Ana Carolina explica que, segundo a lei 9.870/1999, ao fim de cada ano letivo todas os colégios podem realizar reajustes em suas mensalidades. No entanto, esse valor não deve ultrapassar o praticado no mercado. “Não existe um limite estabelecido, o aumento vai de acordo com que cada escola entende como necessário. Porém, mesmo sendo particular, ela não pode estabelecer um preço que fuja muito, porque ela tem um caráter de concessão”.

Para saber se o valor cobrado pela instituição de ensino é abusivo ou não, a advogada instrui os pais a realizarem uma pesquisa. “Procure saber quanto está a mensalidade nas outras escolas.
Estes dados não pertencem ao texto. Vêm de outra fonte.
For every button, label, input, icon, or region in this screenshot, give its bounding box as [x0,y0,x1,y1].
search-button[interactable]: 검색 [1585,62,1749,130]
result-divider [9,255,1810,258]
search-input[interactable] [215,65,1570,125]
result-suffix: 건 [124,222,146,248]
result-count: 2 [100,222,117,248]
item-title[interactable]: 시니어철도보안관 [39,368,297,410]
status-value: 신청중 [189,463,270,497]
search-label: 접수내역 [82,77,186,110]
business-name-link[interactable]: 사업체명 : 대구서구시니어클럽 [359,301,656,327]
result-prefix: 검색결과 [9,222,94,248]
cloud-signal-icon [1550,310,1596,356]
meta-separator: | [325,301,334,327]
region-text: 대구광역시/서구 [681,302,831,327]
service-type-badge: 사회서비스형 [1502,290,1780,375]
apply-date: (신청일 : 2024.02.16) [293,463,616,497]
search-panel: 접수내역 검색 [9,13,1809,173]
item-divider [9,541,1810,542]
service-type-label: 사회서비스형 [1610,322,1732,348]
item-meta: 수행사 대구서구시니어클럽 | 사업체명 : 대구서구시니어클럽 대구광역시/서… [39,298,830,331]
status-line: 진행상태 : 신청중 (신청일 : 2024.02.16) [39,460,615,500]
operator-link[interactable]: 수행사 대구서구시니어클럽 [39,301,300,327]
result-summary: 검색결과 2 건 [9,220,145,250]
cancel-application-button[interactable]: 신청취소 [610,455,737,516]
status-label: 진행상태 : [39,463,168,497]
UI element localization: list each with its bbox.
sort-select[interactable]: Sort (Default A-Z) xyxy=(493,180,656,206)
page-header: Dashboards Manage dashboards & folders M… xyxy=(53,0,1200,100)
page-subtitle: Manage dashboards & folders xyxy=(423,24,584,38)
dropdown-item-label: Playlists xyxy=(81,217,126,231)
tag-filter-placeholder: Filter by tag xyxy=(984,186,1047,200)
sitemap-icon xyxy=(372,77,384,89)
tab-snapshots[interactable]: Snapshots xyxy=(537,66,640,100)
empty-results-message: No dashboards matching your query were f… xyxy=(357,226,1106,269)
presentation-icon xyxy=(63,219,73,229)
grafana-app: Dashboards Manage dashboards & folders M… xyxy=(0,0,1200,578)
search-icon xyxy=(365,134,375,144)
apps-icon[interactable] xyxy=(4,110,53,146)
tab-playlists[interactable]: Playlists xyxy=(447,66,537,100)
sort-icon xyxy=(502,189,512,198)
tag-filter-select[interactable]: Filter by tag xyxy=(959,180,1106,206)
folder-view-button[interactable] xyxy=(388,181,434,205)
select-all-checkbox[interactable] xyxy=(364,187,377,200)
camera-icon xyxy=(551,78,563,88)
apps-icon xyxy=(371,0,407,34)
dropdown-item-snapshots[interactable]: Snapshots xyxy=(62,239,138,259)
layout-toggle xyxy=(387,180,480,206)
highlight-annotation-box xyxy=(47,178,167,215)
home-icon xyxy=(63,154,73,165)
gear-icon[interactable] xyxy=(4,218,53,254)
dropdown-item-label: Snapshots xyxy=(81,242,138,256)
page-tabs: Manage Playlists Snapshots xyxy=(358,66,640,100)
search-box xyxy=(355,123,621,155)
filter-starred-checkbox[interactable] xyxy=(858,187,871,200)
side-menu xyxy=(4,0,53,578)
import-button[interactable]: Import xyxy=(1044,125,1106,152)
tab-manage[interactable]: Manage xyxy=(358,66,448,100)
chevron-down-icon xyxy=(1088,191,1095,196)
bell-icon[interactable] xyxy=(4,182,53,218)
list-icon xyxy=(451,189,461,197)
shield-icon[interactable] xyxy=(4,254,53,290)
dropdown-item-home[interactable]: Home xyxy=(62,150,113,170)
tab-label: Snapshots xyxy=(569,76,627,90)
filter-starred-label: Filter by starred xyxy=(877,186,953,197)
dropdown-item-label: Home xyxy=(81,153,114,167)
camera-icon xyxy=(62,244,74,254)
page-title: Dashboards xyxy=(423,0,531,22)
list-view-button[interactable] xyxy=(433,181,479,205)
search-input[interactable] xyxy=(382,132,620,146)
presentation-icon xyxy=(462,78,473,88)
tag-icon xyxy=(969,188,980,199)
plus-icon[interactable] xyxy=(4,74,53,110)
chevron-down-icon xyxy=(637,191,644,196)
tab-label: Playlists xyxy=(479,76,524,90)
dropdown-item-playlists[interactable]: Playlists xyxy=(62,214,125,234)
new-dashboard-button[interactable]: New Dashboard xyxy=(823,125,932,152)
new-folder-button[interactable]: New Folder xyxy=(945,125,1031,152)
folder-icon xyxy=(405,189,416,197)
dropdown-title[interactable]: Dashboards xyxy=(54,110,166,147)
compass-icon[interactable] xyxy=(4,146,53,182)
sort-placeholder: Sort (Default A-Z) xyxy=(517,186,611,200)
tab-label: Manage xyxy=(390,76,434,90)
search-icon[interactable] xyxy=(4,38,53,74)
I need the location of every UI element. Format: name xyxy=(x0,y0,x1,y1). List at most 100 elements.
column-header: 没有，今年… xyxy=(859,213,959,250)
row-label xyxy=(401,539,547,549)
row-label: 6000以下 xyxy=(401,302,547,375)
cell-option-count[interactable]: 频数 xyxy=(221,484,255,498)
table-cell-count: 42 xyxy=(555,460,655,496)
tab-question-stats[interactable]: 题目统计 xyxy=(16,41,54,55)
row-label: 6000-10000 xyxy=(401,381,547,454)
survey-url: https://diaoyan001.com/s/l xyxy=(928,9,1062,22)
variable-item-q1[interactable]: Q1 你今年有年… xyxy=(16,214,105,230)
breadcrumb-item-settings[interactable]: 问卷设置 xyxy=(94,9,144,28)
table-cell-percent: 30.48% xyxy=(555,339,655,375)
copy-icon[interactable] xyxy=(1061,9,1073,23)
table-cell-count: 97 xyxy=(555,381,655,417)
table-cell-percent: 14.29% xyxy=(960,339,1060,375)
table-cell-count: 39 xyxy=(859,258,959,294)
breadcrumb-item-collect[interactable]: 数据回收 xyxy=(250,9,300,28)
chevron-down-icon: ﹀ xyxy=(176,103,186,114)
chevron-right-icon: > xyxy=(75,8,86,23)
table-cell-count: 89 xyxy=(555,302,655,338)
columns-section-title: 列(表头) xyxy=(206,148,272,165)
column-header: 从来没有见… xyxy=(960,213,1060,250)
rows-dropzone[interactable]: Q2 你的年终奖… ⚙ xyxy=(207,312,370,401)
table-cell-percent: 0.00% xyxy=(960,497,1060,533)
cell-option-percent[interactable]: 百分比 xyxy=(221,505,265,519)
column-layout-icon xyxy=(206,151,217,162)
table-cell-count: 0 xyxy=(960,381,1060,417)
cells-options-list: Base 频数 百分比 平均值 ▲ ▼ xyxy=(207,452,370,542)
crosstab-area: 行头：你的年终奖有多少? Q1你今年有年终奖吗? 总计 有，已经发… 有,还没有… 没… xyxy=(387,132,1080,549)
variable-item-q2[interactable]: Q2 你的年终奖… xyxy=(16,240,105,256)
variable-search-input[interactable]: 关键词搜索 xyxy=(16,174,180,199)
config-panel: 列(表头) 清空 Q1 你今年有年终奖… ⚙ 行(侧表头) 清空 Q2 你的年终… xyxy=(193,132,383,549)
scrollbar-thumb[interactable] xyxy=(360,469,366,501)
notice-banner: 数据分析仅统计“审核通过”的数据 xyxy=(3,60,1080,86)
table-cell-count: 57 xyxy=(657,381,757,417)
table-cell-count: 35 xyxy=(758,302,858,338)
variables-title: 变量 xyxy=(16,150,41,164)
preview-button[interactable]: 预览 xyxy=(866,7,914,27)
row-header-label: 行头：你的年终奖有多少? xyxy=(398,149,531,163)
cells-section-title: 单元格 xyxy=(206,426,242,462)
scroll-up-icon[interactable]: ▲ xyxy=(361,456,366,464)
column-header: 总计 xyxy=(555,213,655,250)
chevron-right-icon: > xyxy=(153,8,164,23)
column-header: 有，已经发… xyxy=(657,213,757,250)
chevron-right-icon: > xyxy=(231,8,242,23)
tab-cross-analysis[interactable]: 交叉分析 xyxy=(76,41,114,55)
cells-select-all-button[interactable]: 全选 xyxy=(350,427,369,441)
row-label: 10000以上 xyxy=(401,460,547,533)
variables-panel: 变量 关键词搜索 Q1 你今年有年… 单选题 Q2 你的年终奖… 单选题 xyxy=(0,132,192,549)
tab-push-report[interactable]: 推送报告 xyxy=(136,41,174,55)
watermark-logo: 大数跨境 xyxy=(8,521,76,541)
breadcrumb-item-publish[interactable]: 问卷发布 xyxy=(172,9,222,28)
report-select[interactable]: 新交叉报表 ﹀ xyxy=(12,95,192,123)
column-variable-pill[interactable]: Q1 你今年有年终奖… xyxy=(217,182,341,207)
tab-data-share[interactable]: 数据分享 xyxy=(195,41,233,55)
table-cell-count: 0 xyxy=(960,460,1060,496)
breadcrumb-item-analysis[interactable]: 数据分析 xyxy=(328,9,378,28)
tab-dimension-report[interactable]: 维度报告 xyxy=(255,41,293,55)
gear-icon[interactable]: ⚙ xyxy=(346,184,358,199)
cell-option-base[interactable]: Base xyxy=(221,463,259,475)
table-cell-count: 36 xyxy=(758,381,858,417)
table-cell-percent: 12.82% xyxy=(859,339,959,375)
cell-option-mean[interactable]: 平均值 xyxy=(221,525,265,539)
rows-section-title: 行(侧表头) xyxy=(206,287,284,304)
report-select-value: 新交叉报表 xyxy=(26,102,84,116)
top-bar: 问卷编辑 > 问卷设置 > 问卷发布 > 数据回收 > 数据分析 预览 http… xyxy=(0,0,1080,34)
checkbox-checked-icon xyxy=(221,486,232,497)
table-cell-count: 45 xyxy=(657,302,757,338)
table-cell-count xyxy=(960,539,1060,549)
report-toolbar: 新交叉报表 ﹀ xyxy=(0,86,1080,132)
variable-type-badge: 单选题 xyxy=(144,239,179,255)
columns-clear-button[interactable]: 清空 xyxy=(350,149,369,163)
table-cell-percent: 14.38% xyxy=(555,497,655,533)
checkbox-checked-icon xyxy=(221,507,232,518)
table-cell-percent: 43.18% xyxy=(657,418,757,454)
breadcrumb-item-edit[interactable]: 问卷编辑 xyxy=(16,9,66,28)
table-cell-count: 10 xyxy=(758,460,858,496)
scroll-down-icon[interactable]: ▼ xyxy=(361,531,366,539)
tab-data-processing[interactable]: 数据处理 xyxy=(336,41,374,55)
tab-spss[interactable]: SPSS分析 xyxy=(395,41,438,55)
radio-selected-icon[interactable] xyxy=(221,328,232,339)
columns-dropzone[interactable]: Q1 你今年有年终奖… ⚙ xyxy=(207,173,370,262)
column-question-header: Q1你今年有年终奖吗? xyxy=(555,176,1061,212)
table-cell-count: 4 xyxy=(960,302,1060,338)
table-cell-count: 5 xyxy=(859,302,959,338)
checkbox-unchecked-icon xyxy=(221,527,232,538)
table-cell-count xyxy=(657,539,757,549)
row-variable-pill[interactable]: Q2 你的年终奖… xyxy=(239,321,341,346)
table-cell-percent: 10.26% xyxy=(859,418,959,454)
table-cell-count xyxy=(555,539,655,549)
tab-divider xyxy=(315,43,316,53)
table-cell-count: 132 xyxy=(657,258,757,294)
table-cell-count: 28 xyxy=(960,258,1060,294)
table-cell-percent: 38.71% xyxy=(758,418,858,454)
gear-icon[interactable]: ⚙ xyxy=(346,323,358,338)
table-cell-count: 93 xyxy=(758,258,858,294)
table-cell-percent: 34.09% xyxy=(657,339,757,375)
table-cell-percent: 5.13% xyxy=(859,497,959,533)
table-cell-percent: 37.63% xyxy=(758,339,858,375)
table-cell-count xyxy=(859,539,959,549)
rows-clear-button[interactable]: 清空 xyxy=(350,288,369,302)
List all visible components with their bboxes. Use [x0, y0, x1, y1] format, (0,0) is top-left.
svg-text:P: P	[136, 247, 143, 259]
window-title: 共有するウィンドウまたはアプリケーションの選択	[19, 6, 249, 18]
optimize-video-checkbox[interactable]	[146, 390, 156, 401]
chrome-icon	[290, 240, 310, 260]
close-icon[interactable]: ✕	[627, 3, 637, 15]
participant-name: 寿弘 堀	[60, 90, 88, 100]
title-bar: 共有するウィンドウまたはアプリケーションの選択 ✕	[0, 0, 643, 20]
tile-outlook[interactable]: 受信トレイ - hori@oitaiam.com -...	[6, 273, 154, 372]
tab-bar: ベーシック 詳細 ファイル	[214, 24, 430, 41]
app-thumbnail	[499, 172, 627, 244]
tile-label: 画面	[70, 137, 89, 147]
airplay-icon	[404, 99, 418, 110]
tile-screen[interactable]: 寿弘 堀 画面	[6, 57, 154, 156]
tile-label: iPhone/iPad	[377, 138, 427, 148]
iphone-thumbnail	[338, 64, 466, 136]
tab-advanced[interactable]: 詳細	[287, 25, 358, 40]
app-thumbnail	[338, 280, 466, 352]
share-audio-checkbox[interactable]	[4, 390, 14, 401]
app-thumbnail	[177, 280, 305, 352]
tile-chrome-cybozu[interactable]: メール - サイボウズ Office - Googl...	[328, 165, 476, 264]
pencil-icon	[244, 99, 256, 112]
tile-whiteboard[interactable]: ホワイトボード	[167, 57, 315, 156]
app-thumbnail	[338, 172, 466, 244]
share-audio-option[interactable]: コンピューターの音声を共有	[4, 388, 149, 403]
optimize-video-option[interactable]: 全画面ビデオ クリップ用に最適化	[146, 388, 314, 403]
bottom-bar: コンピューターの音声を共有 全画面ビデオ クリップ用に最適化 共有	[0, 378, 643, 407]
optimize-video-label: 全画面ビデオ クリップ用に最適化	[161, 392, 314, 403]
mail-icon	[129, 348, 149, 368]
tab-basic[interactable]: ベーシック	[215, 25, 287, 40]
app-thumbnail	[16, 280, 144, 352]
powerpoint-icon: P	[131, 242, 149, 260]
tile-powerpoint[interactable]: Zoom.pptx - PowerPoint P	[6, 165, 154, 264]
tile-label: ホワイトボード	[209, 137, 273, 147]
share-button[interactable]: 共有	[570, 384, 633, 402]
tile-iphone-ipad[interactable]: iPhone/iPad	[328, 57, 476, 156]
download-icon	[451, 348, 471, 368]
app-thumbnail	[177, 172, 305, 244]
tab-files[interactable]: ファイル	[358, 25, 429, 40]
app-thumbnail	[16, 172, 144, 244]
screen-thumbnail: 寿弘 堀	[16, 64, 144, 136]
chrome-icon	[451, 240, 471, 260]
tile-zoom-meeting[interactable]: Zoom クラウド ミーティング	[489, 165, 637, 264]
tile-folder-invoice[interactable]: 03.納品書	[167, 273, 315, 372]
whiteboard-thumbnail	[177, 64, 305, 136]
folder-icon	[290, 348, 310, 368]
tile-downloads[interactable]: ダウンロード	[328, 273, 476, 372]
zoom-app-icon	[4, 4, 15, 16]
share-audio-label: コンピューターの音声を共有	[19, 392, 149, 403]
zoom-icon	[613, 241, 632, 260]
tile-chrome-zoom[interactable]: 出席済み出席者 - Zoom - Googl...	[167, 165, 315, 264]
Se a do seu filho tiver um reajuste de 70%, 80%, 90%, a gente aconselha que a pessoa vá atrás dos seus direitos e procure os órgãos de defesa do consumidor”. Outra dica dada por Ana Carolina é que os pais fiquem de olho no contrato. “Leia tudo previamente, veja se concorda com as cláusulas, conheça tudo para que não seja pego de surpresa”, alerta.

Inadimplência

No caso dos alunos inadimplentes que vão fazer a rematrícula ou mudar de colégio, Ana Carolina Caram afirma que as escolas podem impedir que o estudante faça nova matrícula na instituição antes de quitar todo o saldo devedor, mas jamais poderão reter qualquer documento ou impedir que o aluno exerça suas atividades escolares durante o ano letivo. “Se a escola quiser brigar, tem que ser de outra forma”, defende.